De Leite, in stile con stile

Essendo saltata, purtroppo per imprevisti, sia la visita da Rodenbach che quella da Fantôme, abbiamo riempito la mattinata andando a visitare un altro promettente birrificio, che fortunatamente si era già reso disponibile precedentemente.
Brouwerij De Leite si trova nell'omonima via De Leiteweg a Ruddervoorde, nelle Fiandre occidentali, prendendo il nome proprio dal torrente De Leite che scorre poco distante.
Il luogo è un capannone situato nella zona industriale. Trovarlo è stato abbastanza complesso, non essendoci alcuna insegna.
Tra l'altro è curiosa la situazione di questo birrificio, nato come spin-off di una...azienda di arredi in legno!


Avevo incontrato già questo birrificio bevendo una sua folgorante birra più di 3 anni fa, mi incuriosì già da allora questa curiosa impresa dai due volti.
In effetti, si tratta proprio di un opificio dove la produzione di birra e la lavorazione del legno viaggiano insieme senza quasi alcuna barriera, e ci si ritrova a passare da una sala di maturazione con botti allo stoccaggio di tavole, senza fare molti complimenti.
Dal 1998 Luc Vermeersch produceva birra in casa, come tutti gli homebrewers partecipava a meeting e manifestazioni a tema...trovati molti riscontri positivi nella sua piccola produzione decise di partecipare ai corsi specializzati che organizza il birrificio Alvinne. La sua passione è così contagiosa che riesce a coinvolgere anche Etienne e Paul. Proprietario della Helbig, produttrice di arredamenti d’interni, Luc “si prende” una parte di immobile ed incomincia a sviluppare la sua idea di birrificio.
Minimale e post-moderna l'area di ingresso, dove si accolgono i visitatori con oggetti d'arredo intervallati a botti in fermentazione, e non sembra neppure di essere in un birrificio, a momenti.

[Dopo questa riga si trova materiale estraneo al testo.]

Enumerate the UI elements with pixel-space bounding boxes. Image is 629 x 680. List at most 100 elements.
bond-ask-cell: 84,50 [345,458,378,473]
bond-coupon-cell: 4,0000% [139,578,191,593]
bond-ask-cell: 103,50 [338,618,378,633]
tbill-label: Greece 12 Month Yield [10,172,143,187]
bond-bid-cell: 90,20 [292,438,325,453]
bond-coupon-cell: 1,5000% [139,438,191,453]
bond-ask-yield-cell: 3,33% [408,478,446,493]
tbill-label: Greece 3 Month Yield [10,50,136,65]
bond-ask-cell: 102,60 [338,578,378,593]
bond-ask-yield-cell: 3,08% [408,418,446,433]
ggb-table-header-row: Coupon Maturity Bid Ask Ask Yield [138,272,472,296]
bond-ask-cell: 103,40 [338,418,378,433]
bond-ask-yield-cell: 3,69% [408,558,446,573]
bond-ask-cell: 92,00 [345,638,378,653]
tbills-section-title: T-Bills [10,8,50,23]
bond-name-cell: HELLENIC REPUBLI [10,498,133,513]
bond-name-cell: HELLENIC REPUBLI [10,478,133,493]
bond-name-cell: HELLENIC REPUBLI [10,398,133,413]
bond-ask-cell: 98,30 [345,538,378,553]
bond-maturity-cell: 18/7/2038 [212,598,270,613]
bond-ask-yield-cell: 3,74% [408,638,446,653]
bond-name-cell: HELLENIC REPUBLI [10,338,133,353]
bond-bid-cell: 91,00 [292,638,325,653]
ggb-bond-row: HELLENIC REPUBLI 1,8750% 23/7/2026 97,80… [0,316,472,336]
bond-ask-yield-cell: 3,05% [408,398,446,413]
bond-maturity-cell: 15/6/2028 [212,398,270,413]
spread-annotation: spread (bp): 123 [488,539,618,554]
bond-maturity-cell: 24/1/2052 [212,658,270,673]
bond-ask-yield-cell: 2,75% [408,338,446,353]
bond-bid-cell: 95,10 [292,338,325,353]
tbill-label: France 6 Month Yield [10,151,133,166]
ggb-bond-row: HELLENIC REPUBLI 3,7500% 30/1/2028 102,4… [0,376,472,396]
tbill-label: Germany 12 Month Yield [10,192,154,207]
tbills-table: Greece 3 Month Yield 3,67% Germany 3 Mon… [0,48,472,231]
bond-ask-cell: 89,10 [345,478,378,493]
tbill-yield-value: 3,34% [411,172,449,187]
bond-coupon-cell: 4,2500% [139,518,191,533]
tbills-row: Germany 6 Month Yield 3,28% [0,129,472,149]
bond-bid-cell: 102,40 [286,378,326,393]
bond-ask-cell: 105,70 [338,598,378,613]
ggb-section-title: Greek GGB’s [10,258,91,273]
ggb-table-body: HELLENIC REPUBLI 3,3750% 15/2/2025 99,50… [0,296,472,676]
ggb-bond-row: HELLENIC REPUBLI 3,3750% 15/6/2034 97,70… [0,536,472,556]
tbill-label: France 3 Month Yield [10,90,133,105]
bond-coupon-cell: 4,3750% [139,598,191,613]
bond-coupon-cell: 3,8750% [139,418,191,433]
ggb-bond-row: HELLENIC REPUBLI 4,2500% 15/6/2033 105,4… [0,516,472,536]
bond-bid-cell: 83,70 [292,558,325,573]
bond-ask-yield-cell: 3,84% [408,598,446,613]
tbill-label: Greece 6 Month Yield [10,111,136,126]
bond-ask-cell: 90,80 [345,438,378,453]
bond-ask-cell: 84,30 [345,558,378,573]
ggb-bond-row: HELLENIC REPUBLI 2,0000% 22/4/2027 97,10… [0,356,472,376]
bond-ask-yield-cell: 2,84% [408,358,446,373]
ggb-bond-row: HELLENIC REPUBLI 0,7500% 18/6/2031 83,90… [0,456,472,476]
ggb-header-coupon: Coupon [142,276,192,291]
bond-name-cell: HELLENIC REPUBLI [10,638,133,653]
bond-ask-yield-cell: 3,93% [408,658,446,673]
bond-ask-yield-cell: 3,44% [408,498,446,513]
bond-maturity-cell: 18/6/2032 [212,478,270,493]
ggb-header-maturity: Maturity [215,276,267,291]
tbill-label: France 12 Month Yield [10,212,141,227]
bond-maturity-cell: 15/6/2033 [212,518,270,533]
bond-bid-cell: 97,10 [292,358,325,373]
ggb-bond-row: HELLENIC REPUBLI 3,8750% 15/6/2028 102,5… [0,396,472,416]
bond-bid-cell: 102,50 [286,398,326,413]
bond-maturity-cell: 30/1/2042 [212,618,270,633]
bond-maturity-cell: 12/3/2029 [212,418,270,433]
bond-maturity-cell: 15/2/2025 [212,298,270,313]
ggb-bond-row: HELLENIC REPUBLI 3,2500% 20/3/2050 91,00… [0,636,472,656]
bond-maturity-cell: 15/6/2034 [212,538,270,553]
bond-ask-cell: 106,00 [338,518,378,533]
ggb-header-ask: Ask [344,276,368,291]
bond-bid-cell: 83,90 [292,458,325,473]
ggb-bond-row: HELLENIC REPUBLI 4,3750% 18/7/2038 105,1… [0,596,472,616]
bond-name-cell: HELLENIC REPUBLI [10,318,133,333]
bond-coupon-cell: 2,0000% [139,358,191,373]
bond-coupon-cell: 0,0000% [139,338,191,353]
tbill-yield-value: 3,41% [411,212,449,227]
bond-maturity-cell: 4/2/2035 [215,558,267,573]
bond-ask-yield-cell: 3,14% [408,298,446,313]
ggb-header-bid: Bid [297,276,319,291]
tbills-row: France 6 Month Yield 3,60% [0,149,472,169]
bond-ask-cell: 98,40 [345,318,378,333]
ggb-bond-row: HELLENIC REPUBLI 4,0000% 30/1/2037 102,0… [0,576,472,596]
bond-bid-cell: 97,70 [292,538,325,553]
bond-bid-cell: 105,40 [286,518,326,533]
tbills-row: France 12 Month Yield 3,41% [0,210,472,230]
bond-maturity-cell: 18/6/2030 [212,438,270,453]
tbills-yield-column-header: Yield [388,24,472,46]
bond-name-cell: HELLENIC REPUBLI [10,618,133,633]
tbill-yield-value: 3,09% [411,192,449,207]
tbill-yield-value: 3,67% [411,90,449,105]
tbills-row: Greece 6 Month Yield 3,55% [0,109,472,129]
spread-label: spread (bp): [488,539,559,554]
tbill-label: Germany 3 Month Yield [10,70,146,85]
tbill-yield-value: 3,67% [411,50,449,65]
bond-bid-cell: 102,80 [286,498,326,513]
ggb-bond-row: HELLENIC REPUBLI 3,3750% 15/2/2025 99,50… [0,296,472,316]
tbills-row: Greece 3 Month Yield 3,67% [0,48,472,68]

Veniamo accolti e portati subito in sala cottura, con un impianto da 10 hl: curiosamente opera un mashing all'inglese, ovvero il tino di ammostamento non è riscaldato direttamente ma i vari step di temperatura vengono raggiunti con progressive aggiunte di acqua calda, preparata in un altro apposito tino. Scelta curiosa per un birrificio belga che produce birre dall'ispirazione tutto sommato tradizionale.
Oltre ai fermentatori, visitiamo anche le celle calda e fredda e soprattutto la bottaia.
Non molto estesa, ma comunque ricca di barrique ed anche di foeder, al cui interno avviene solo la fermentazione della birra con aggiunta di ciliegie in maturazione.
Le barrique, invece, vengono impiegate per maturazione ed affinamento di diverse birre, spesso ospitando diverse birre in sequenza.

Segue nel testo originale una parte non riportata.